Delaware, Nebraska and Texas all scored a guernsey, adding to the original state plans approved late last year – those for Louisiana, New Jersey and Ohio.
As well as states, a number of Indian tribes have also had their plans approved:
- Colorado River Indian Tribes
- Fort Belknap Indian Community
- Iowa Tribe of Kansas and Nebraska
- Yurok Tribe
- Flandreau Santee Sioux
- La Jolla Band of Luiseno Indians
- Santa Rosa Band of Cahuilla Indians
The new additional states and tribes were yet to appear on the Status of State and Tribal Hemp Production Plans page at the time of writing.
The 2018 Farm Bill set USDA the tasks of developing a regulatory oversight program for hemp and approve plans submitted by states and tribes. In late October last year, USDA released the interim final rule establishing the U.S. Domestic Hemp Production Program.
The comment period for the rule was to last for 60 days, but USDA extended this to January 29 (tomorrow local time) to allow stakeholders additional time to provide feedback.
And there’s been plenty of it – around 2,265 comments at the time of writing. Among the common themes are requests to have the 0.3% THC limit boosted to 1%. There are also many concerned with the 15-day harvesting requirement after samples are collected for testing. Some stakeholders believe this doesn’t allow for enough time when weather conditions are poor. The USDA’s reasoning is that allowing a longer window would see crops above the THC limit when harvested.

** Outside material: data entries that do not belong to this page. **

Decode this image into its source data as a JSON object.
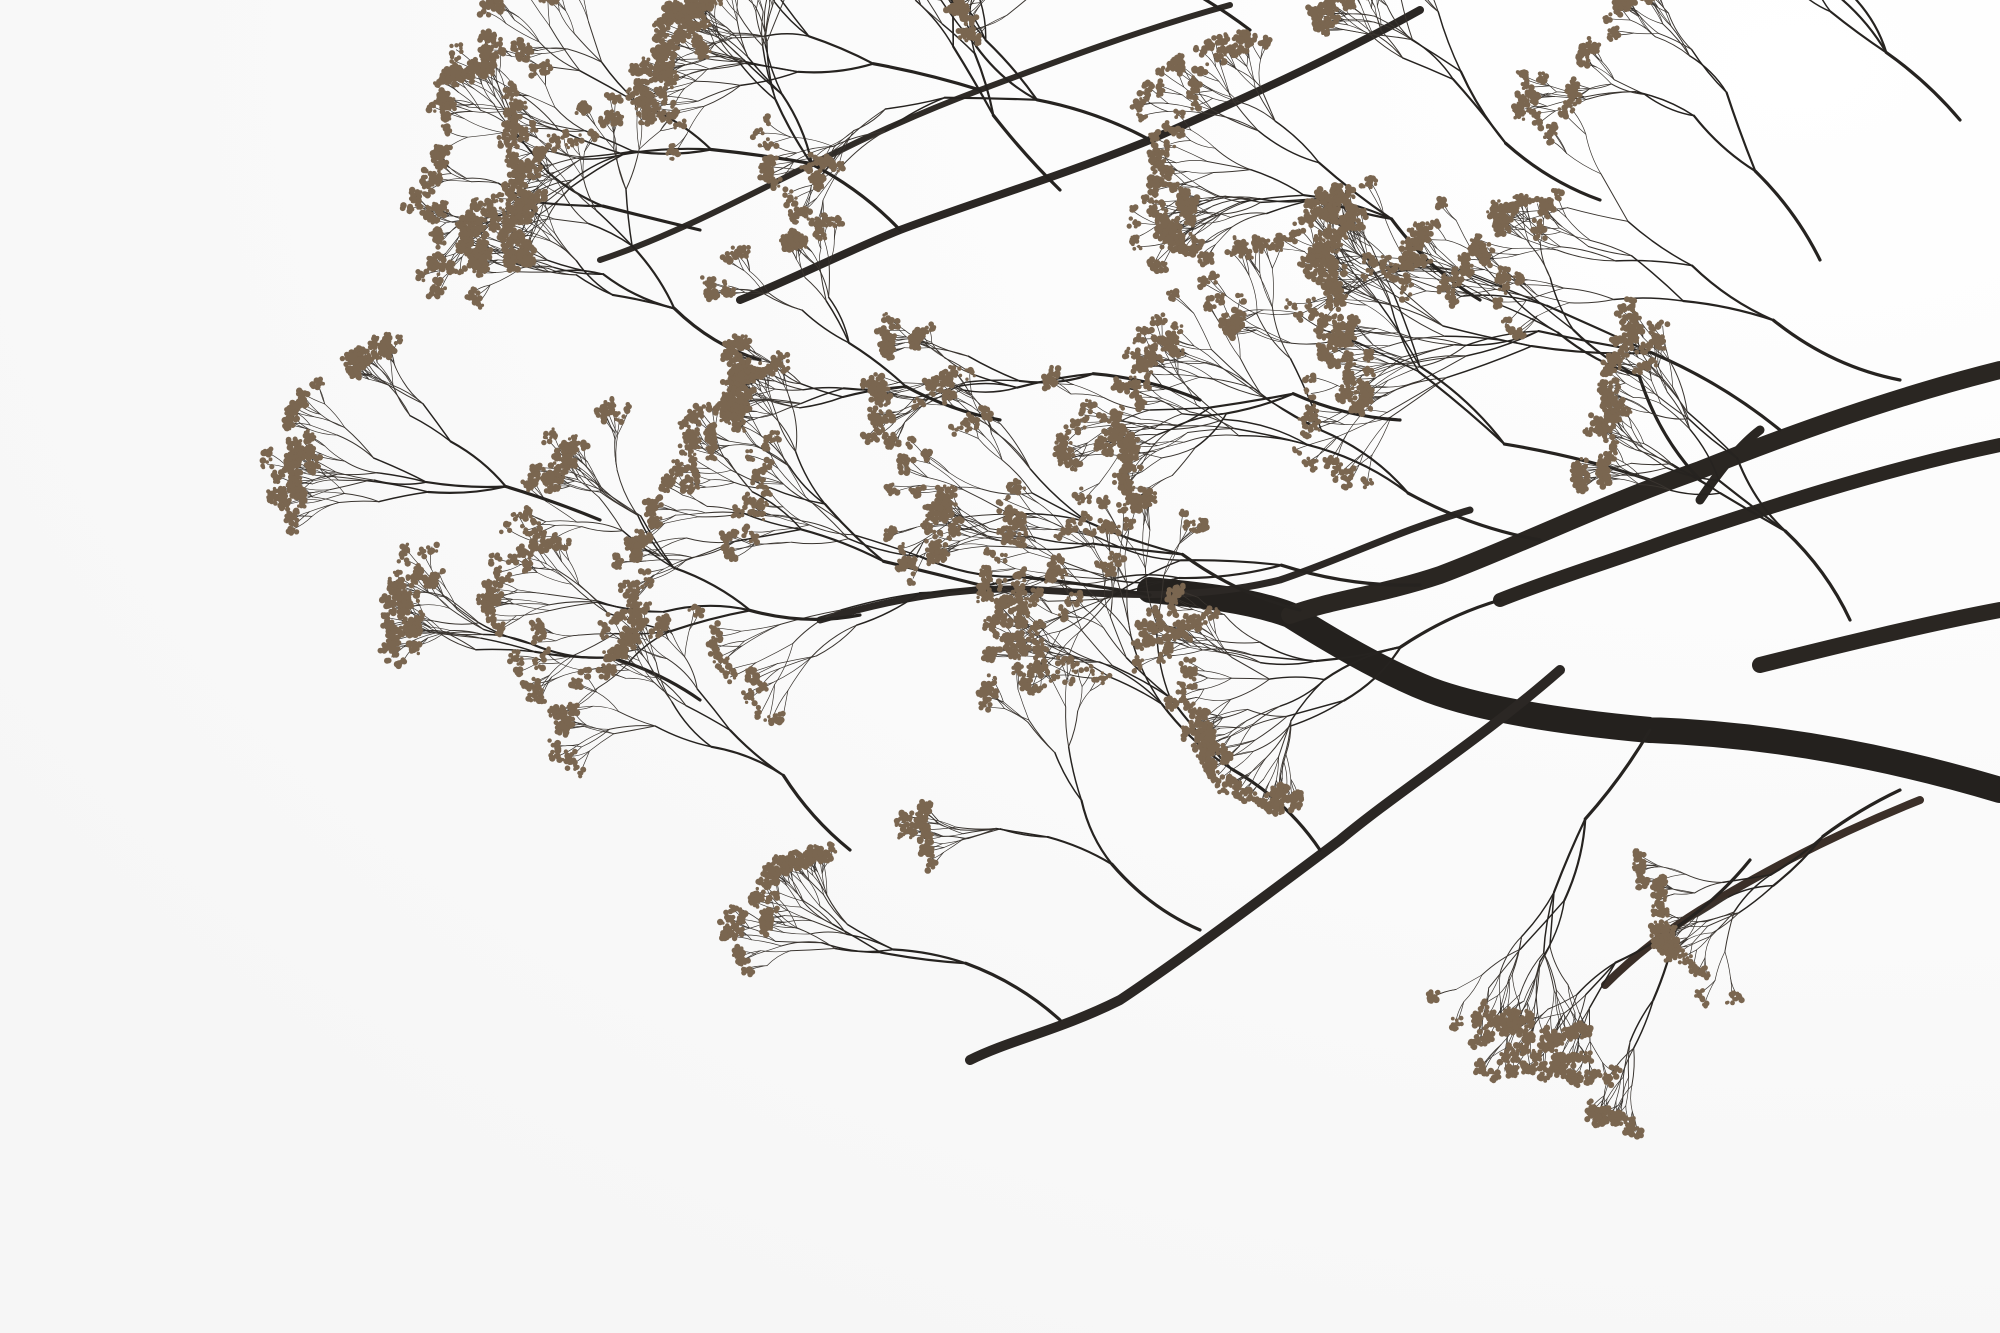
{
  "scene": {
    "subject": "bare-tree-branches",
    "colors": {
      "sky": "#ffffff",
      "haze": "#f4f4f4",
      "branch": "#262320",
      "twig": "#3a3530",
      "bud": "#7a6650"
    }
  }
}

The THC limit is certainly a tricky one – but it’s not as though boosting it to 1% would see crops able to be used for recreational purposes, as it’s still not enough to have an intoxicating effect. The .3% limit in Arizona has reportedly resulted in 41% of the state’s hemp plants testing above, making them “hot crops”.
Last month, Hemp Industry Daily reported the USDA estimates 20% of hemp sent in for testing in 2020 will come back as “hot”.